Tatar’s address is part of the John Harvard Book Celebration, a series of events at 34 Boston and Cambridge libraries to celebrate the University’s 375th anniversary.
In her lecture, Tatar contextualized the contemporary development of stories that have survived across the ages.
“Fairy tales migrate into book and go from a multi-generational audience to children over time,” she said, “These are stories that have moved across the generations.”
She described the prominence of fairy tales in media today, comparing “The Hunger Games” to “Hansel and Gretel” and naming various recent and upcoming films such as “Snow White and the Huntsman,” “Tangled,” and “Beastly.”

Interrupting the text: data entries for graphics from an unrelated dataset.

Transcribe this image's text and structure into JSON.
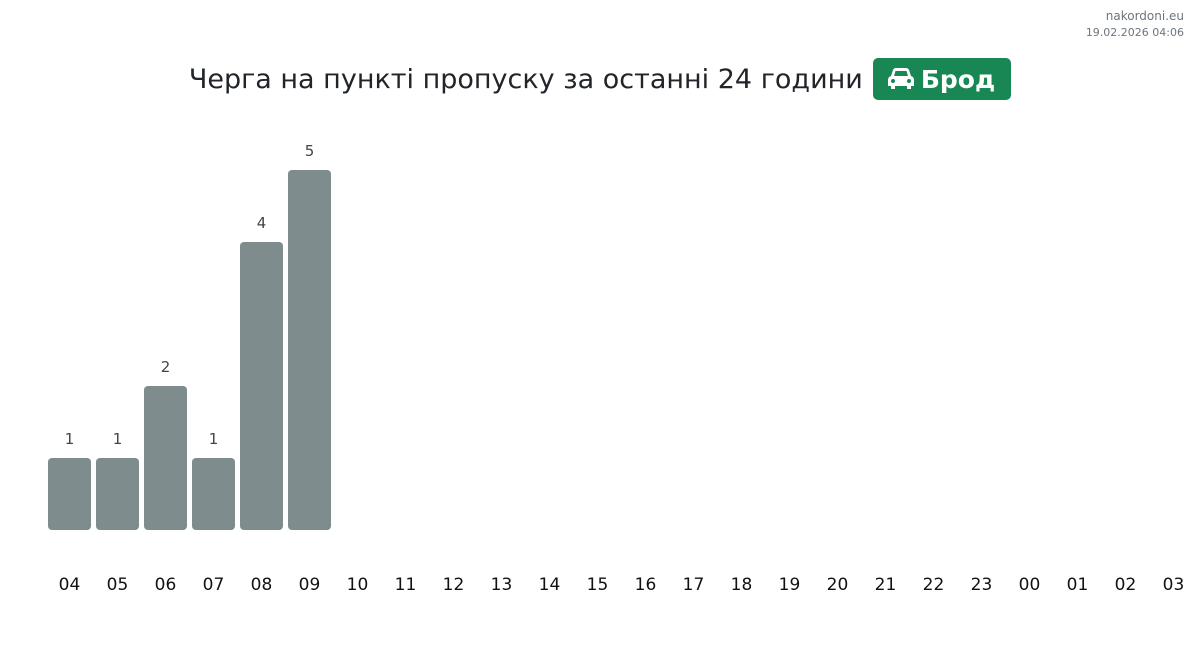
{
  "site": "nakordoni.eu",
  "timestamp": "19.02.2026 04:06",
  "header": {
    "title": "Черга на пункті пропуску за останні 24 години",
    "badge_label": "Брод",
    "badge_icon": "car-icon",
    "badge_color": "#198754"
  },
  "chart_data": {
    "type": "bar",
    "title": "Черга на пункті пропуску за останні 24 години",
    "categories": [
      "04",
      "05",
      "06",
      "07",
      "08",
      "09",
      "10",
      "11",
      "12",
      "13",
      "14",
      "15",
      "16",
      "17",
      "18",
      "19",
      "20",
      "21",
      "22",
      "23",
      "00",
      "01",
      "02",
      "03"
    ],
    "values": [
      1,
      1,
      2,
      1,
      4,
      5,
      null,
      null,
      null,
      null,
      null,
      null,
      null,
      null,
      null,
      null,
      null,
      null,
      null,
      null,
      null,
      null,
      null,
      null
    ],
    "bar_color": "#7f8c8d",
    "ylim": [
      0,
      5
    ],
    "grid": false,
    "data_labels": true
  }
}
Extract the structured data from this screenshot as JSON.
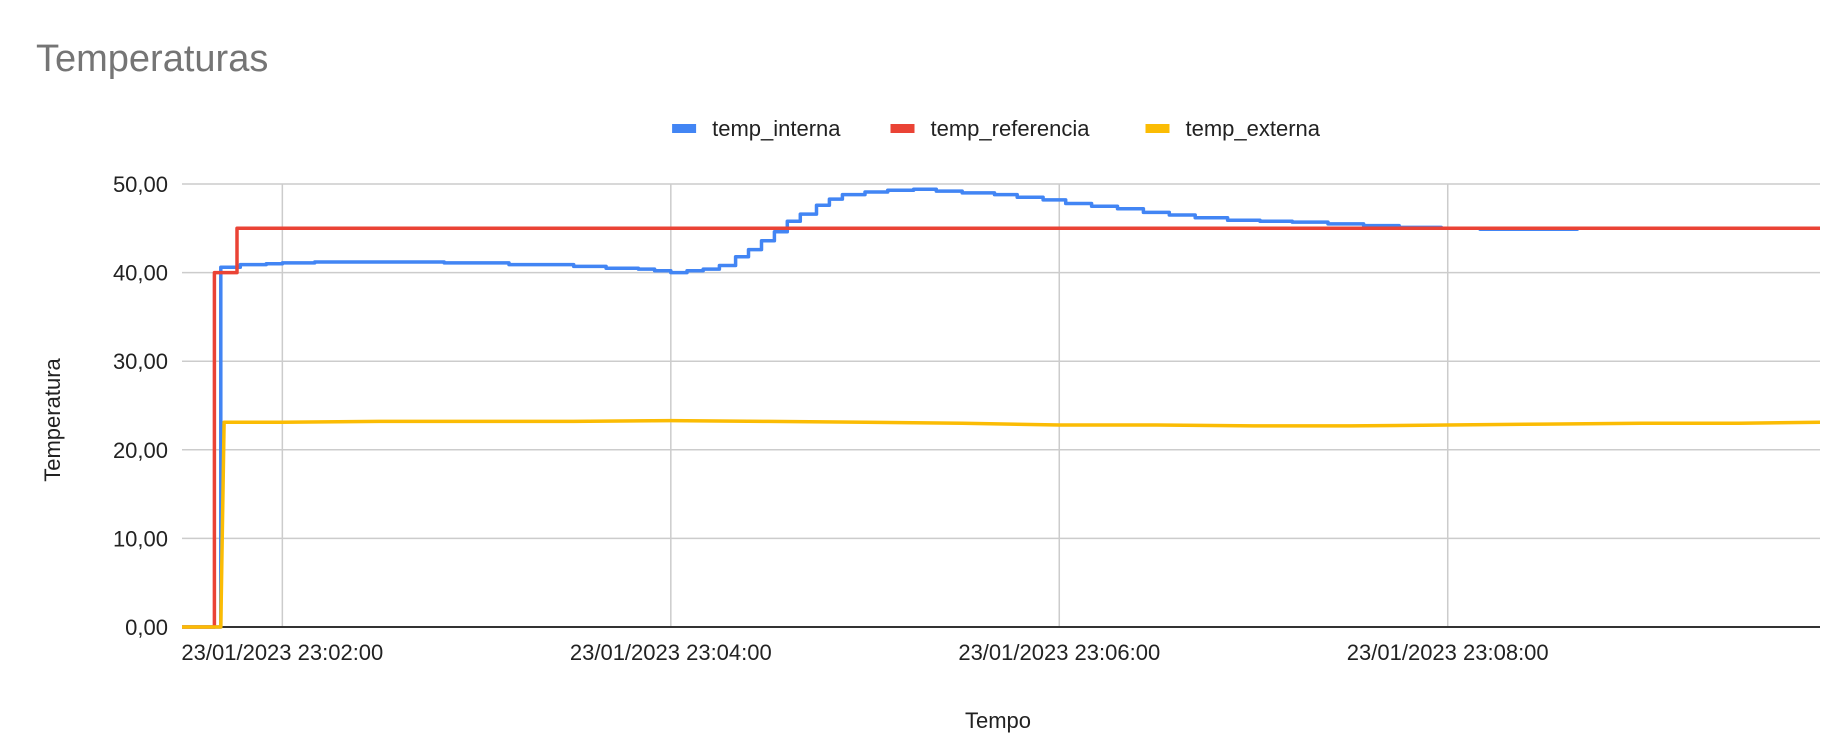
{
  "chart_data": {
    "type": "line",
    "title": "Temperaturas",
    "xlabel": "Tempo",
    "ylabel": "Temperatura",
    "x_unit": "seconds after 23/01/2023 23:01:00",
    "x_ticks": [
      {
        "label": "23/01/2023 23:02:00",
        "value": 60
      },
      {
        "label": "23/01/2023 23:04:00",
        "value": 180
      },
      {
        "label": "23/01/2023 23:06:00",
        "value": 300
      },
      {
        "label": "23/01/2023 23:08:00",
        "value": 420
      }
    ],
    "xlim": [
      29,
      535
    ],
    "y_ticks": [
      {
        "label": "0,00",
        "value": 0
      },
      {
        "label": "10,00",
        "value": 10
      },
      {
        "label": "20,00",
        "value": 20
      },
      {
        "label": "30,00",
        "value": 30
      },
      {
        "label": "40,00",
        "value": 40
      },
      {
        "label": "50,00",
        "value": 50
      }
    ],
    "ylim": [
      0,
      50
    ],
    "grid": true,
    "legend_position": "top",
    "series": [
      {
        "name": "temp_interna",
        "color": "#4285f4",
        "step": true,
        "points": [
          [
            29,
            0
          ],
          [
            40,
            0
          ],
          [
            41,
            40.6
          ],
          [
            47,
            40.9
          ],
          [
            55,
            41.0
          ],
          [
            60,
            41.1
          ],
          [
            70,
            41.2
          ],
          [
            90,
            41.2
          ],
          [
            110,
            41.1
          ],
          [
            130,
            40.9
          ],
          [
            150,
            40.7
          ],
          [
            160,
            40.5
          ],
          [
            170,
            40.4
          ],
          [
            175,
            40.2
          ],
          [
            180,
            40.0
          ],
          [
            185,
            40.2
          ],
          [
            190,
            40.4
          ],
          [
            195,
            40.8
          ],
          [
            200,
            41.8
          ],
          [
            204,
            42.6
          ],
          [
            208,
            43.6
          ],
          [
            212,
            44.6
          ],
          [
            216,
            45.8
          ],
          [
            220,
            46.6
          ],
          [
            225,
            47.6
          ],
          [
            229,
            48.3
          ],
          [
            233,
            48.8
          ],
          [
            240,
            49.1
          ],
          [
            247,
            49.3
          ],
          [
            255,
            49.4
          ],
          [
            262,
            49.2
          ],
          [
            270,
            49.0
          ],
          [
            280,
            48.8
          ],
          [
            287,
            48.5
          ],
          [
            295,
            48.2
          ],
          [
            302,
            47.8
          ],
          [
            310,
            47.5
          ],
          [
            318,
            47.2
          ],
          [
            326,
            46.8
          ],
          [
            334,
            46.5
          ],
          [
            342,
            46.2
          ],
          [
            352,
            45.9
          ],
          [
            362,
            45.8
          ],
          [
            372,
            45.7
          ],
          [
            383,
            45.5
          ],
          [
            394,
            45.3
          ],
          [
            405,
            45.1
          ],
          [
            418,
            45.0
          ],
          [
            430,
            44.9
          ],
          [
            445,
            44.9
          ],
          [
            460,
            45.0
          ],
          [
            480,
            45.0
          ],
          [
            500,
            45.0
          ],
          [
            520,
            45.0
          ],
          [
            535,
            45.0
          ]
        ]
      },
      {
        "name": "temp_referencia",
        "color": "#ea4335",
        "step": true,
        "points": [
          [
            29,
            0
          ],
          [
            38,
            0
          ],
          [
            39,
            40.0
          ],
          [
            45,
            40.0
          ],
          [
            46,
            45.0
          ],
          [
            100,
            45.0
          ],
          [
            200,
            45.0
          ],
          [
            300,
            45.0
          ],
          [
            400,
            45.0
          ],
          [
            500,
            45.0
          ],
          [
            535,
            45.0
          ]
        ]
      },
      {
        "name": "temp_externa",
        "color": "#fbbc04",
        "step": false,
        "points": [
          [
            29,
            0
          ],
          [
            41,
            0
          ],
          [
            42,
            23.1
          ],
          [
            60,
            23.1
          ],
          [
            90,
            23.2
          ],
          [
            120,
            23.2
          ],
          [
            150,
            23.2
          ],
          [
            180,
            23.3
          ],
          [
            210,
            23.2
          ],
          [
            240,
            23.1
          ],
          [
            270,
            23.0
          ],
          [
            300,
            22.8
          ],
          [
            330,
            22.8
          ],
          [
            360,
            22.7
          ],
          [
            390,
            22.7
          ],
          [
            420,
            22.8
          ],
          [
            450,
            22.9
          ],
          [
            480,
            23.0
          ],
          [
            510,
            23.0
          ],
          [
            535,
            23.1
          ]
        ]
      }
    ]
  }
}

“The studio becomes our main portal for fairy tales,” she said. “We use these stories to work out cultural anxieties.”
Tatar said that fairy tales remain relevant today because of our need to express societal concerns, such as innocence and sexuality in women.
“They take up matters that are primal and pertinent,” she said. “There’s an odd way that good stories will teach lessons in subtle ways.”
She also observed how today’s new media explicitly reference the origins of fairy tales. Tatar noted that the name of the e-book reader “Kindle” suggests the hearth or fireplace where fairy tales had their beginnings in oral tradition.
In responding to one audience member’s question on whether modern-day spins are unfair to these classic fairy tales, Tatar said that these revisions should in fact be seen as positive developments.
“They are tales that should be refashioned,” she said. “They complicate the stories, the history of fairy tales, in a wonderful way.”
“You’ve got magic in all their kaleidoscopic variations,” she added.
The lecture drew about 25 audience members, mainly from around the Boston area.
“I love stories. I think that they’re a really great way to share a culture,” said Sophia Kuo, a clinical fellow in psychiatry at Harvard who attended the event.